2. Your partner and you are both wrong—and both right. When you have such polarized financial worldviews, the temptation is to label the other person as misguided or just plain wrong. The truth lies somewhere in the middle. My husband grew up in a totally different kind of household; my attitude toward money is no more correct than his. Where we fall on the spectrum depends a lot on temperament and early experiences. I didn’t really appreciate this truth when first starting out in our marriage. Coming from different ends of the universe, we now, at least, inhabit the same planet.
3. Difference of opinion is healthy because there are times when his extravagance needs to be reined in and times when my penny-pinching needs to be prevented from descending into stinginess.

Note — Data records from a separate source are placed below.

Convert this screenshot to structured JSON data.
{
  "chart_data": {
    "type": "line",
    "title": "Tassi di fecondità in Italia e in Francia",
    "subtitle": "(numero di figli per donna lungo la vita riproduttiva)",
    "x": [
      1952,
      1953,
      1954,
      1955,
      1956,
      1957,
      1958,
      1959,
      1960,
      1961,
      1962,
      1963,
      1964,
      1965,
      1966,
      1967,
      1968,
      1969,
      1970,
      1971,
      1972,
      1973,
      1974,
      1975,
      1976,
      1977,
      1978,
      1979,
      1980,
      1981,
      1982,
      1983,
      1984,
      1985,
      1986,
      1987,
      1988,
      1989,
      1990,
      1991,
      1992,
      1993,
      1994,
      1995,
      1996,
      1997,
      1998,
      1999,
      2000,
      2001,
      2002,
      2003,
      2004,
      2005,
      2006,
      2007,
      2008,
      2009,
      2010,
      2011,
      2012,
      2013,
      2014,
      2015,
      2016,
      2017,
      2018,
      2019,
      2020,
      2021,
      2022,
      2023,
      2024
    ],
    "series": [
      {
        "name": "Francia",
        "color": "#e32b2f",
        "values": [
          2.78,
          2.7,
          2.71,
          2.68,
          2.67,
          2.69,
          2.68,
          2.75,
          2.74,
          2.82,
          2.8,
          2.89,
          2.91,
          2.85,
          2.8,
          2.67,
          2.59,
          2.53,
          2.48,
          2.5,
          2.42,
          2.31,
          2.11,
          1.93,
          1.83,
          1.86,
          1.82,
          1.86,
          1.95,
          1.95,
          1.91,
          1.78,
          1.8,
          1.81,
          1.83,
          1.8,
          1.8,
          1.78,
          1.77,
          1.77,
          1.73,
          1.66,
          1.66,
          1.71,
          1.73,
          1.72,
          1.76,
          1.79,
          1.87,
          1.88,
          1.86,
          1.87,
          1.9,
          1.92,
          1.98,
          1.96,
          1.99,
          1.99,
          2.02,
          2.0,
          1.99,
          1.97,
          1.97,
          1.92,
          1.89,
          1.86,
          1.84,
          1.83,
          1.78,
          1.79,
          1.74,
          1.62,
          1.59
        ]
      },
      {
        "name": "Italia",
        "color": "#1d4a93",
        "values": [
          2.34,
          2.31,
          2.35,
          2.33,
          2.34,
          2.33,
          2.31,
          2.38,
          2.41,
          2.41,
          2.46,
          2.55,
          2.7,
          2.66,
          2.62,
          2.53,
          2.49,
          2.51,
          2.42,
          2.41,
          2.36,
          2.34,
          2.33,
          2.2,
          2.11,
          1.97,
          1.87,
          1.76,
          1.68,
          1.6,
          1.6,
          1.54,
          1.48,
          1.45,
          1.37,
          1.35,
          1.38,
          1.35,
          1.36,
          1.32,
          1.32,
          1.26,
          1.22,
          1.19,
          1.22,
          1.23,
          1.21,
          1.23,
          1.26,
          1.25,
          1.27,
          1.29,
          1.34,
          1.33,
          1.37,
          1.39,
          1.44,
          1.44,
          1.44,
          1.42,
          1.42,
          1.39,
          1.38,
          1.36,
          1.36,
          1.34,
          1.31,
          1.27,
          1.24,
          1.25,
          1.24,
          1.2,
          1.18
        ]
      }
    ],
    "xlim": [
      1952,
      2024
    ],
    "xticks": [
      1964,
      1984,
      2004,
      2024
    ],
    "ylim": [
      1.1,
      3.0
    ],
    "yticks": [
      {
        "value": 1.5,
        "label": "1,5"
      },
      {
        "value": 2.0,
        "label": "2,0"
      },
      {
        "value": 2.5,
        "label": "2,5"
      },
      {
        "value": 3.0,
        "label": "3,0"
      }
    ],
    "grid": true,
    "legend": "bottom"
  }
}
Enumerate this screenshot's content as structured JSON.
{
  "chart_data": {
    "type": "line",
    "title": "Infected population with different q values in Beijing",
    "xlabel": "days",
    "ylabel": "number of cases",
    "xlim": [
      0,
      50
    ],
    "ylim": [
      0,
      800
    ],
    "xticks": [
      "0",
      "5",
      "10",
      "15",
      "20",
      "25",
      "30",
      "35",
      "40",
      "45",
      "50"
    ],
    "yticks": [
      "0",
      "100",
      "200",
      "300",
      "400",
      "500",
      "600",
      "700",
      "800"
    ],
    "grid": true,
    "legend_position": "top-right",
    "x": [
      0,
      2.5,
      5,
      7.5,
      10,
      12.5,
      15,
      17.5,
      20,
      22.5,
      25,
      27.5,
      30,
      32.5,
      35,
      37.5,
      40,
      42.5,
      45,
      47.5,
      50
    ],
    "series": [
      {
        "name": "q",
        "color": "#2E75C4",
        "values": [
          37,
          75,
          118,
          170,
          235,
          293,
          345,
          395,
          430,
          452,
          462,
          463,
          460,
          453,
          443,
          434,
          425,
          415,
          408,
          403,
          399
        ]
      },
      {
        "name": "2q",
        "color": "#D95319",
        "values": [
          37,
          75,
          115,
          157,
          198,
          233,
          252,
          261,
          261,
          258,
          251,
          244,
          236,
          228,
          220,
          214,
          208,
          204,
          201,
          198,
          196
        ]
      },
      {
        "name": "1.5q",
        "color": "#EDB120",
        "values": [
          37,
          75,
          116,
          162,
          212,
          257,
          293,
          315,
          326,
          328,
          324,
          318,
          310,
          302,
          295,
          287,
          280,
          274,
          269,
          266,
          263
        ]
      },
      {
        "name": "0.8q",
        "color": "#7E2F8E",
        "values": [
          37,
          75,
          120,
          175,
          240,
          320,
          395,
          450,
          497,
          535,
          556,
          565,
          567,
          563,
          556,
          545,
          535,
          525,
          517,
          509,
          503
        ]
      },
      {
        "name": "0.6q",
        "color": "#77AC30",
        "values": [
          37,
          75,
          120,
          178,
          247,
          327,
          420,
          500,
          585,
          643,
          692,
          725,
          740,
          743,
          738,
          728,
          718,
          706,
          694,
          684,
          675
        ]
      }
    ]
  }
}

4. Don’t hide your spending out of fear. Commitment to openness and honesty is paramount. That doesn’t mean you have a moral obligation to disclose every little purchase; however, those financial decisions you make now affect the marital unit. Therefore, it’s better your spouse hears you confess to your little splurges as they happen rather than read about them on a financial statement!
5. Be patient. Managing joint finances can be especially challenging for newly formed couples because trust is still being established and boundaries negotiated. The idea that you are both a single unit—a “household”—can take months or years to get used to.
6. Marry together some, but not all, of your funds. Establishing a “shared fund” for any bills you split can relieve the stress and pressure that may otherwise accompany the division of bills.
How to talk to your spouse about money problems
For a lot of women I know, the biggest hurdle is getting their partner to have a conversation in the first place. Strong feelings on the topic of money can easily get in the way, and negative emotions like anger and frustration can make civil conversation almost impossible. Your spouse might not even acknowledge the problem, causing you to feel unheard and unsupported.
If your significant other won’t engage, you can turn to outside help—someone you both respect—like a financial professional, whose impartiality and outsider’s perspective can help break the deadlock.
Or, try this simple but effective technique
Nonviolent communication (NVC) is one of those self-help buzzwords that developed in psychology over the past few decades but which I find to have real practical value. Central to NVC is the understanding that violent or aggressive communication is all too common between loved ones. It’s simply a style of communication that purposely avoids the confrontational, accusatory approach that can cause a partner to go on the defensive.
When I find myself getting frustrated with my husband’s latest purchase, I try to recall these four steps:
- Observe the situation objectively, without blame or moral judgment
- Identify the feelings that the situation brings up
- Dig deep to identify what needs are (not) being met
- Request actions that would better meet those needs
None of these steps is easy—they take some practice. And if your partner is on another planet, step 4 can be the hardest. The following script may help you break the ice by simply summing up your observations, feelings and needs, building up to a request:
By articulating your underlying feelings, you can help diminish their power to drive your behavior unconsciously, in destructive ways. Also, by revealing your feelings instead of listing what’s wrong with your partner, he or she may feel less attacked and get more insight into how important the issue is to you.
After all, we don’t really occupy different planets, no matter how different our attitudes toward money. With a bit of effort, we can learn to understand each other.